Is anyone else up for joining in? @jackjwilliams, @Vazerthon, @codepunkt?

ridespirals commented 6 years ago

I've used this project at work and would like to use it more. I'm not sure what I can promise to be able to do but I am interested in helping wherever I can.

sclarke81 commented 6 years ago

@ridespirals I'm in pretty much the same situation. With work and family life I'm pretty busy, but I'd like to do what I can to take this forward.

Vazerthon commented 6 years ago

I've really only toyed with Redux.NET and I'm not actively working with it at the moment. That said, I'd be up for trying to help out on maintenance where I can. @sclarke81 are you hoping to take on ownership?

sclarke81 commented 6 years ago

I'm easy going... I'd like to have input into the future as well as working on maintenance. From what @GuillaumeSalles has said it looks like he won't have the time to run the project. It'd be great if we could get a few interested/opinionated people together to guide the future. I'm up for helping to drive it, or to take more of a supporting role. My main aim would be to see the library progress. Combined with Rx and ReactiveUI I think the current version works really well. Having said that, I think some great ideas have been raised I the issue backlog and I'd like to see them implemented.

JordanMarr commented 6 years ago

Does anyone have any recommendations for an alternative library that is actively maintained? Or is everyone just rolling their own?

cmeeren commented 6 years ago

Rolling my own (yes, I've moved back to using Redux, though in F#, which is a much better fit for the architecture). It's just 20-30 lines of code or so for what I need, so I don't really see the benefit of using a library.
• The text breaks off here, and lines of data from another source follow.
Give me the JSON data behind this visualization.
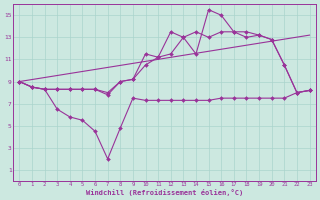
{
  "xlabel": "Windchill (Refroidissement éolien,°C)",
  "bg_color": "#cce8e0",
  "line_color": "#993399",
  "grid_color": "#aad4cc",
  "xlim": [
    -0.5,
    23.5
  ],
  "ylim": [
    0,
    16
  ],
  "xticks": [
    0,
    1,
    2,
    3,
    4,
    5,
    6,
    7,
    8,
    9,
    10,
    11,
    12,
    13,
    14,
    15,
    16,
    17,
    18,
    19,
    20,
    21,
    22,
    23
  ],
  "yticks": [
    1,
    3,
    5,
    7,
    9,
    11,
    13,
    15
  ],
  "series_low_x": [
    0,
    1,
    2,
    3,
    4,
    5,
    6,
    7,
    8,
    9,
    10,
    11,
    12,
    13,
    14,
    15,
    16,
    17,
    18,
    19,
    20,
    21,
    22,
    23
  ],
  "series_low_y": [
    9.0,
    8.5,
    8.3,
    6.5,
    5.8,
    5.5,
    4.5,
    2.0,
    4.8,
    7.5,
    7.3,
    7.3,
    7.3,
    7.3,
    7.3,
    7.3,
    7.5,
    7.5,
    7.5,
    7.5,
    7.5,
    7.5,
    8.0,
    8.2
  ],
  "series_high_x": [
    0,
    1,
    2,
    3,
    4,
    5,
    6,
    7,
    8,
    9,
    10,
    11,
    12,
    13,
    14,
    15,
    16,
    17,
    18,
    19,
    20,
    21,
    22,
    23
  ],
  "series_high_y": [
    9.0,
    8.5,
    8.3,
    8.3,
    8.3,
    8.3,
    8.3,
    7.8,
    9.0,
    9.2,
    11.5,
    11.2,
    13.5,
    13.0,
    11.5,
    15.5,
    15.0,
    13.5,
    13.5,
    13.2,
    12.8,
    10.5,
    8.0,
    8.2
  ],
  "series_mid_x": [
    0,
    1,
    2,
    3,
    4,
    5,
    6,
    7,
    8,
    9,
    10,
    11,
    12,
    13,
    14,
    15,
    16,
    17,
    18,
    19,
    20,
    21,
    22,
    23
  ],
  "series_mid_y": [
    9.0,
    8.5,
    8.3,
    8.3,
    8.3,
    8.3,
    8.3,
    8.0,
    9.0,
    9.2,
    10.5,
    11.2,
    11.5,
    13.0,
    13.5,
    13.0,
    13.5,
    13.5,
    13.0,
    13.2,
    12.8,
    10.5,
    8.0,
    8.2
  ],
  "trend_x": [
    0,
    23
  ],
  "trend_y": [
    9.0,
    13.2
  ],
  "marker": "D",
  "markersize": 2.0,
  "linewidth": 0.8
}
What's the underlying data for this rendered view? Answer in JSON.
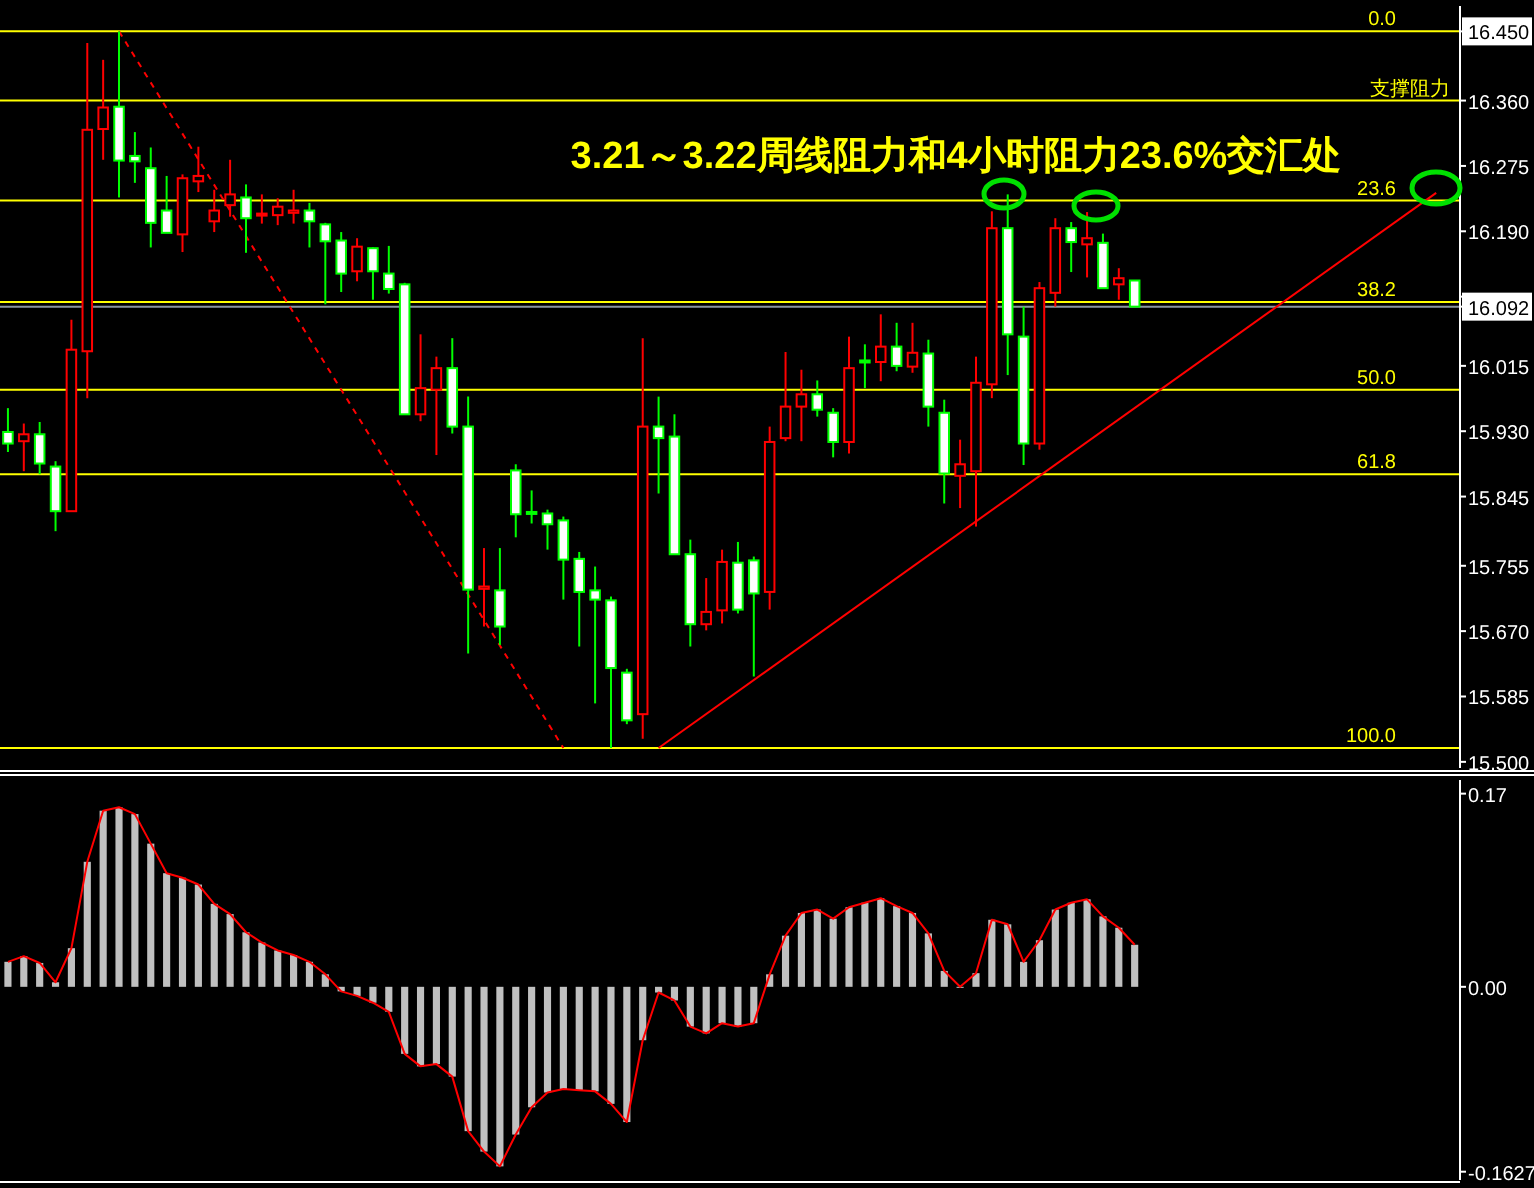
{
  "chart_data": [
    {
      "type": "candlestick",
      "annotations": [
        "3.21～3.22周线阻力和4小时阻力23.6%交汇处",
        {
          "text": "0.0",
          "y": 16.45
        },
        {
          "text": "23.6",
          "y": 16.23
        },
        {
          "text": "38.2",
          "y": 16.098
        },
        {
          "text": "50.0",
          "y": 15.984
        },
        {
          "text": "61.8",
          "y": 15.874
        },
        {
          "text": "100.0",
          "y": 15.518
        }
      ],
      "categories": [
        null,
        null,
        null,
        null,
        null,
        null,
        null,
        null,
        null,
        null,
        null,
        null,
        null,
        null,
        null,
        null,
        null,
        null,
        null,
        null,
        null,
        null,
        null,
        null,
        null,
        null,
        null,
        null,
        null,
        null,
        null,
        null,
        null,
        null,
        null,
        null,
        null,
        null,
        null,
        null,
        null,
        null,
        null,
        null,
        null,
        null,
        null,
        null,
        null,
        null,
        null,
        null,
        null,
        null,
        null,
        null,
        null,
        null,
        null,
        null,
        null,
        null,
        null,
        null,
        null,
        null,
        null,
        null,
        null,
        null,
        null,
        null,
        null,
        null,
        null,
        null,
        null,
        null,
        null,
        null,
        null,
        null,
        null,
        null,
        null,
        null,
        null,
        null,
        null,
        null,
        null,
        null
      ],
      "ohlc": [
        [
          15.929,
          15.96,
          15.903,
          15.914
        ],
        [
          15.917,
          15.94,
          15.878,
          15.926
        ],
        [
          15.926,
          15.942,
          15.874,
          15.888
        ],
        [
          15.884,
          15.891,
          15.8,
          15.826
        ],
        [
          15.826,
          16.075,
          15.826,
          16.036
        ],
        [
          16.034,
          16.435,
          15.973,
          16.322
        ],
        [
          16.323,
          16.413,
          16.283,
          16.351
        ],
        [
          16.352,
          16.45,
          16.234,
          16.282
        ],
        [
          16.288,
          16.319,
          16.253,
          16.281
        ],
        [
          16.272,
          16.299,
          16.169,
          16.201
        ],
        [
          16.217,
          16.262,
          16.188,
          16.188
        ],
        [
          16.186,
          16.264,
          16.163,
          16.259
        ],
        [
          16.255,
          16.3,
          16.241,
          16.262
        ],
        [
          16.203,
          16.244,
          16.189,
          16.217
        ],
        [
          16.224,
          16.283,
          16.209,
          16.238
        ],
        [
          16.234,
          16.251,
          16.162,
          16.207
        ],
        [
          16.211,
          16.238,
          16.2,
          16.213
        ],
        [
          16.211,
          16.233,
          16.198,
          16.222
        ],
        [
          16.214,
          16.244,
          16.2,
          16.217
        ],
        [
          16.217,
          16.227,
          16.169,
          16.203
        ],
        [
          16.199,
          16.201,
          16.095,
          16.177
        ],
        [
          16.178,
          16.189,
          16.111,
          16.135
        ],
        [
          16.138,
          16.181,
          16.125,
          16.17
        ],
        [
          16.168,
          16.169,
          16.101,
          16.138
        ],
        [
          16.135,
          16.171,
          16.109,
          16.115
        ],
        [
          16.121,
          16.123,
          15.952,
          15.952
        ],
        [
          15.952,
          16.056,
          15.943,
          15.986
        ],
        [
          15.984,
          16.027,
          15.899,
          16.012
        ],
        [
          16.012,
          16.051,
          15.927,
          15.936
        ],
        [
          15.936,
          15.975,
          15.641,
          15.724
        ],
        [
          15.725,
          15.778,
          15.676,
          15.728
        ],
        [
          15.723,
          15.778,
          15.652,
          15.676
        ],
        [
          15.879,
          15.887,
          15.792,
          15.822
        ],
        [
          15.825,
          15.853,
          15.81,
          15.823
        ],
        [
          15.823,
          15.828,
          15.776,
          15.809
        ],
        [
          15.814,
          15.819,
          15.711,
          15.763
        ],
        [
          15.764,
          15.773,
          15.65,
          15.721
        ],
        [
          15.723,
          15.754,
          15.576,
          15.711
        ],
        [
          15.71,
          15.715,
          15.518,
          15.622
        ],
        [
          15.616,
          15.621,
          15.549,
          15.554
        ],
        [
          15.562,
          16.051,
          15.53,
          15.936
        ],
        [
          15.936,
          15.975,
          15.849,
          15.921
        ],
        [
          15.923,
          15.952,
          15.77,
          15.77
        ],
        [
          15.77,
          15.789,
          15.65,
          15.679
        ],
        [
          15.679,
          15.739,
          15.671,
          15.695
        ],
        [
          15.697,
          15.776,
          15.68,
          15.76
        ],
        [
          15.759,
          15.786,
          15.693,
          15.698
        ],
        [
          15.762,
          15.767,
          15.611,
          15.719
        ],
        [
          15.721,
          15.936,
          15.698,
          15.916
        ],
        [
          15.921,
          16.033,
          15.917,
          15.962
        ],
        [
          15.962,
          16.01,
          15.917,
          15.978
        ],
        [
          15.978,
          15.996,
          15.949,
          15.958
        ],
        [
          15.954,
          15.96,
          15.896,
          15.916
        ],
        [
          15.916,
          16.053,
          15.901,
          16.012
        ],
        [
          16.022,
          16.043,
          15.986,
          16.02
        ],
        [
          16.02,
          16.082,
          15.995,
          16.04
        ],
        [
          16.04,
          16.071,
          16.008,
          16.015
        ],
        [
          16.014,
          16.071,
          16.006,
          16.032
        ],
        [
          16.031,
          16.049,
          15.936,
          15.962
        ],
        [
          15.954,
          15.971,
          15.836,
          15.875
        ],
        [
          15.872,
          15.919,
          15.83,
          15.887
        ],
        [
          15.878,
          16.027,
          15.806,
          15.993
        ],
        [
          15.991,
          16.216,
          15.973,
          16.194
        ],
        [
          16.194,
          16.238,
          16.003,
          16.056
        ],
        [
          16.053,
          16.092,
          15.886,
          15.914
        ],
        [
          15.914,
          16.124,
          15.906,
          16.116
        ],
        [
          16.11,
          16.207,
          16.092,
          16.194
        ],
        [
          16.194,
          16.202,
          16.137,
          16.176
        ],
        [
          16.173,
          16.215,
          16.13,
          16.181
        ],
        [
          16.175,
          16.187,
          16.116,
          16.116
        ],
        [
          16.121,
          16.142,
          16.101,
          16.129
        ],
        [
          16.126,
          16.126,
          16.092,
          16.092
        ],
        null,
        null,
        null,
        null,
        null,
        null,
        null,
        null,
        null,
        null,
        null,
        null,
        null,
        null,
        null,
        null,
        null,
        null,
        null,
        null
      ],
      "series": [
        {
          "type": "line",
          "values": [
            null,
            null,
            null,
            null,
            null,
            null,
            null,
            16.45,
            null,
            null,
            null,
            null,
            null,
            null,
            null,
            null,
            null,
            null,
            null,
            null,
            null,
            null,
            null,
            null,
            null,
            null,
            null,
            null,
            null,
            null,
            null,
            null,
            null,
            null,
            null,
            15.518,
            null,
            null,
            null,
            null,
            null,
            null,
            null,
            null,
            null,
            null,
            null,
            null,
            null,
            null,
            null,
            null,
            null,
            null,
            null,
            null,
            null,
            null,
            null,
            null,
            null,
            null,
            null,
            null,
            null,
            null,
            null,
            null,
            null,
            null,
            null,
            null,
            null,
            null,
            null,
            null,
            null,
            null,
            null,
            null,
            null,
            null,
            null,
            null,
            null,
            null,
            null,
            null,
            null,
            null,
            null,
            null
          ],
          "color": "#ff0000",
          "line_style": "dashed"
        },
        {
          "type": "line",
          "values": [
            null,
            null,
            null,
            null,
            null,
            null,
            null,
            null,
            null,
            null,
            null,
            null,
            null,
            null,
            null,
            null,
            null,
            null,
            null,
            null,
            null,
            null,
            null,
            null,
            null,
            null,
            null,
            null,
            null,
            null,
            null,
            null,
            null,
            null,
            null,
            null,
            null,
            null,
            null,
            null,
            null,
            15.518,
            null,
            null,
            null,
            null,
            null,
            null,
            null,
            null,
            null,
            null,
            null,
            null,
            null,
            null,
            null,
            null,
            null,
            null,
            null,
            null,
            null,
            null,
            null,
            null,
            null,
            null,
            null,
            null,
            null,
            null,
            null,
            null,
            null,
            null,
            null,
            null,
            null,
            null,
            null,
            null,
            null,
            null,
            null,
            null,
            null,
            null,
            null,
            null,
            16.24,
            null
          ],
          "color": "#ff0000",
          "line_style": "solid"
        }
      ],
      "ylim": [
        15.492,
        16.483
      ],
      "yticks": [
        {
          "value": 16.45,
          "label": "16.450"
        },
        {
          "value": 16.36,
          "label": "16.360"
        },
        {
          "value": 16.275,
          "label": "16.275"
        },
        {
          "value": 16.19,
          "label": "16.190"
        },
        {
          "value": 16.105,
          "label": null
        },
        {
          "value": 16.092,
          "label": "16.092"
        },
        {
          "value": 16.015,
          "label": "16.015"
        },
        {
          "value": 15.93,
          "label": "15.930"
        },
        {
          "value": 15.845,
          "label": "15.845"
        },
        {
          "value": 15.755,
          "label": "15.755"
        },
        {
          "value": 15.67,
          "label": "15.670"
        },
        {
          "value": 15.585,
          "label": "15.585"
        },
        {
          "value": 15.5,
          "label": "15.500"
        }
      ],
      "ref_lines": [
        {
          "axis": "y",
          "value": 16.45,
          "color": "#ffff00"
        },
        {
          "axis": "y",
          "value": 16.36,
          "label": "支撑阻力",
          "color": "#ffff00"
        },
        {
          "axis": "y",
          "value": 16.23,
          "color": "#ffff00"
        },
        {
          "axis": "y",
          "value": 16.098,
          "color": "#ffff00"
        },
        {
          "axis": "y",
          "value": 15.984,
          "color": "#ffff00"
        },
        {
          "axis": "y",
          "value": 15.874,
          "color": "#ffff00"
        },
        {
          "axis": "y",
          "value": 15.518,
          "color": "#ffff00"
        },
        {
          "axis": "y",
          "value": 16.092,
          "color": "#8c96a0"
        }
      ]
    },
    {
      "type": "bar",
      "categories": [
        null,
        null,
        null,
        null,
        null,
        null,
        null,
        null,
        null,
        null,
        null,
        null,
        null,
        null,
        null,
        null,
        null,
        null,
        null,
        null,
        null,
        null,
        null,
        null,
        null,
        null,
        null,
        null,
        null,
        null,
        null,
        null,
        null,
        null,
        null,
        null,
        null,
        null,
        null,
        null,
        null,
        null,
        null,
        null,
        null,
        null,
        null,
        null,
        null,
        null,
        null,
        null,
        null,
        null,
        null,
        null,
        null,
        null,
        null,
        null,
        null,
        null,
        null,
        null,
        null,
        null,
        null,
        null,
        null,
        null,
        null,
        null,
        null,
        null,
        null,
        null,
        null,
        null,
        null,
        null,
        null,
        null,
        null,
        null,
        null,
        null,
        null,
        null,
        null,
        null,
        null,
        null
      ],
      "series": [
        {
          "type": "bar",
          "color": "#c0c0c0",
          "values": [
            0.022,
            0.027,
            0.021,
            0.004,
            0.034,
            0.11,
            0.155,
            0.158,
            0.152,
            0.126,
            0.1,
            0.096,
            0.09,
            0.073,
            0.064,
            0.048,
            0.039,
            0.032,
            0.028,
            0.022,
            0.011,
            -0.004,
            -0.008,
            -0.014,
            -0.022,
            -0.059,
            -0.07,
            -0.068,
            -0.079,
            -0.127,
            -0.145,
            -0.158,
            -0.13,
            -0.106,
            -0.093,
            -0.09,
            -0.091,
            -0.092,
            -0.103,
            -0.119,
            -0.047,
            -0.005,
            -0.012,
            -0.035,
            -0.041,
            -0.032,
            -0.035,
            -0.032,
            0.011,
            0.045,
            0.065,
            0.068,
            0.06,
            0.07,
            0.074,
            0.078,
            0.071,
            0.065,
            0.047,
            0.014,
            0.0,
            0.012,
            0.059,
            0.055,
            0.022,
            0.041,
            0.068,
            0.074,
            0.077,
            0.062,
            0.052,
            0.037,
            null,
            null,
            null,
            null,
            null,
            null,
            null,
            null,
            null,
            null,
            null,
            null,
            null,
            null,
            null,
            null,
            null,
            null,
            null,
            null
          ]
        },
        {
          "type": "line",
          "color": "#ff0000",
          "values": [
            0.022,
            0.027,
            0.021,
            0.004,
            0.034,
            0.11,
            0.155,
            0.158,
            0.152,
            0.126,
            0.1,
            0.096,
            0.09,
            0.073,
            0.064,
            0.048,
            0.039,
            0.032,
            0.028,
            0.022,
            0.011,
            -0.004,
            -0.008,
            -0.014,
            -0.022,
            -0.059,
            -0.07,
            -0.068,
            -0.079,
            -0.127,
            -0.145,
            -0.158,
            -0.13,
            -0.106,
            -0.093,
            -0.09,
            -0.091,
            -0.092,
            -0.103,
            -0.119,
            -0.047,
            -0.005,
            -0.012,
            -0.035,
            -0.041,
            -0.032,
            -0.035,
            -0.032,
            0.011,
            0.045,
            0.065,
            0.068,
            0.06,
            0.07,
            0.074,
            0.078,
            0.071,
            0.065,
            0.047,
            0.014,
            0.0,
            0.012,
            0.059,
            0.055,
            0.022,
            0.041,
            0.068,
            0.074,
            0.077,
            0.062,
            0.052,
            0.037,
            null,
            null,
            null,
            null,
            null,
            null,
            null,
            null,
            null,
            null,
            null,
            null,
            null,
            null,
            null,
            null,
            null,
            null,
            null,
            null
          ]
        }
      ],
      "ylim": [
        -0.17,
        0.182
      ],
      "yticks": [
        0.17,
        {
          "value": 0,
          "label": "0.00"
        },
        -0.1627
      ]
    }
  ]
}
JordanMarr commented 6 years ago

I would love to be doing this with F# because it is such a natural fit.
https://thomasbandt.com/fsharp-redux-store-for-xamarin-apps

Unfortunately my current project is too far along for swapping out to an F# domain model. My current design is very similar to what you mentioned: injecting a singleton VM with shared state into other VMs to provide a single source of truth where necessary.

Maybe I should just stick with what I have and go the F# route on the next project.

PostImpatica commented 5 years ago

I have an example for Xamarin using .Net Standard 2.0. You can find it here.

JoseFMP commented 5 years ago

Any news? I am willing to contribute. @helzgate your contribution is great but why not to provide a wide .NET solution instead of Xamarin only?